The DNR estimates there were 1,195 wolves in the state as of April 2020. The state wolf management plan goal is 350 wolves living outside of tribal reservations.
Hoye said the quota was set with a goal of keeping the population stable.
“The wolf population in Wisconsin is healthy, capable of sustaining harvest, and remains well connected to neighboring wolf populations in Michigan and Minnesota,” Hoye said.
More than 27,000 people applied last week for licenses for the truncated hunting season, and the DNR issued 1,486 tags, including 21 to hunters from out of state.
The Trump administration removed the gray wolf from the endangered species list in January, returning management to the states.
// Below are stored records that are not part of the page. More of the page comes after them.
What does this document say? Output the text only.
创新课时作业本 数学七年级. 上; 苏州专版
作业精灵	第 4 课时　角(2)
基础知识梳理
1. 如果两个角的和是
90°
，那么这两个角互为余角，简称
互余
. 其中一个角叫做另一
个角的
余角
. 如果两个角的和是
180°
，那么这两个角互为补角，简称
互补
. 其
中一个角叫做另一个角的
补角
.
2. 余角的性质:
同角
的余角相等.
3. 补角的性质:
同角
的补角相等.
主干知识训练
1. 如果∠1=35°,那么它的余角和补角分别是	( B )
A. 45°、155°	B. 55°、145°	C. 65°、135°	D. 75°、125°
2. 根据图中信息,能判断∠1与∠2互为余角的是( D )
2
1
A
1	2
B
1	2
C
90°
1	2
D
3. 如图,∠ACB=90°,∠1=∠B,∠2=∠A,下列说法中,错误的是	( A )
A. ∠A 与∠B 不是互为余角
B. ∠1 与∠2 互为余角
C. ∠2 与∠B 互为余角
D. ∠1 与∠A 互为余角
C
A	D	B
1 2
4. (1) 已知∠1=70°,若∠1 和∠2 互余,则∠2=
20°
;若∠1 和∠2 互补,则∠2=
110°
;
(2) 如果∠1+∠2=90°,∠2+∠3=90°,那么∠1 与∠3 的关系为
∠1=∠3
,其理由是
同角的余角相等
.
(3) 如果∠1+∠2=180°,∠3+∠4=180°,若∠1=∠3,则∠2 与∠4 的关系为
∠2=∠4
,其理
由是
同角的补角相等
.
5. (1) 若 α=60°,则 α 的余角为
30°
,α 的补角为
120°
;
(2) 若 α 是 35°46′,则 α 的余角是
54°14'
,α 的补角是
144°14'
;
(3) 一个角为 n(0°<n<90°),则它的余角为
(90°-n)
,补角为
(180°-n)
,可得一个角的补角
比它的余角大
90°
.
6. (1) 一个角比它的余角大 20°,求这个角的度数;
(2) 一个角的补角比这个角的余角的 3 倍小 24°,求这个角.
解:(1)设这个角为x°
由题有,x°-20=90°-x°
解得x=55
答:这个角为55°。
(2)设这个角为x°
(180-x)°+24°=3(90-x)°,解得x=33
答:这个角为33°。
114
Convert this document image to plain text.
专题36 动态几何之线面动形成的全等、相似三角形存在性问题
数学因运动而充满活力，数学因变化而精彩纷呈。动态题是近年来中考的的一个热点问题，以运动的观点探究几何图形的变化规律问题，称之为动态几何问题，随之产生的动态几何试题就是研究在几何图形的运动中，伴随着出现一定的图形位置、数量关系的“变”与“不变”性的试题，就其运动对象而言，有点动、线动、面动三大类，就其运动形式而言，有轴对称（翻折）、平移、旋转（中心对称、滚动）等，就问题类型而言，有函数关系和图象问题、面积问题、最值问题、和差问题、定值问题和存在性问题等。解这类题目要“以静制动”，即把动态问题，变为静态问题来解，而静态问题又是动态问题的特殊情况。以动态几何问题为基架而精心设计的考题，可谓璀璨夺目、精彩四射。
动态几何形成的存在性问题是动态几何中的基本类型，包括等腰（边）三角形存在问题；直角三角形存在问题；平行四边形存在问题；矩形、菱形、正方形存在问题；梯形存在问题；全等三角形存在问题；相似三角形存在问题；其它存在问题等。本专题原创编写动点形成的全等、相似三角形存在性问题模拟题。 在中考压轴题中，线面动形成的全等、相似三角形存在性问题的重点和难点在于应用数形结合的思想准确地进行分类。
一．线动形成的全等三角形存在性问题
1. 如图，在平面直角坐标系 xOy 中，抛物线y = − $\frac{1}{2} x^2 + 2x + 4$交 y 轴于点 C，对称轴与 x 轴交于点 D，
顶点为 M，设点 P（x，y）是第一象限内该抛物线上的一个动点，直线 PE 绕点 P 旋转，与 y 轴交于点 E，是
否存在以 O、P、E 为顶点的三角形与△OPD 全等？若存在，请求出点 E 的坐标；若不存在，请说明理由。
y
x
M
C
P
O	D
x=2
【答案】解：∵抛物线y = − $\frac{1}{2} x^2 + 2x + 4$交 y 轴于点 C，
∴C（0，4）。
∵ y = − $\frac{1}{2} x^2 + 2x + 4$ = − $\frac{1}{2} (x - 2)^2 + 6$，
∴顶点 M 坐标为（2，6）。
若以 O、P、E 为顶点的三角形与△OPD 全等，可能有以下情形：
Wisconsin law requires a wolf hunt be held from November through February when federal protections are not in place.
The DNR initially planned to hold a hunt in November, saying it could not establish science-based quotas and comply with Native American treaty requirements, but a Jefferson County judge ordered a hunt to be held this winter after a Kansas-based hunting group sued.
A state court of appeals dismissed the DNR’s request to block the order.
Wisconsin last held a wolf hunt in 2014, but the law allows people to shoot wolves if there is an immediate threat to human safety or if wolves are attacking domestic animals on private land.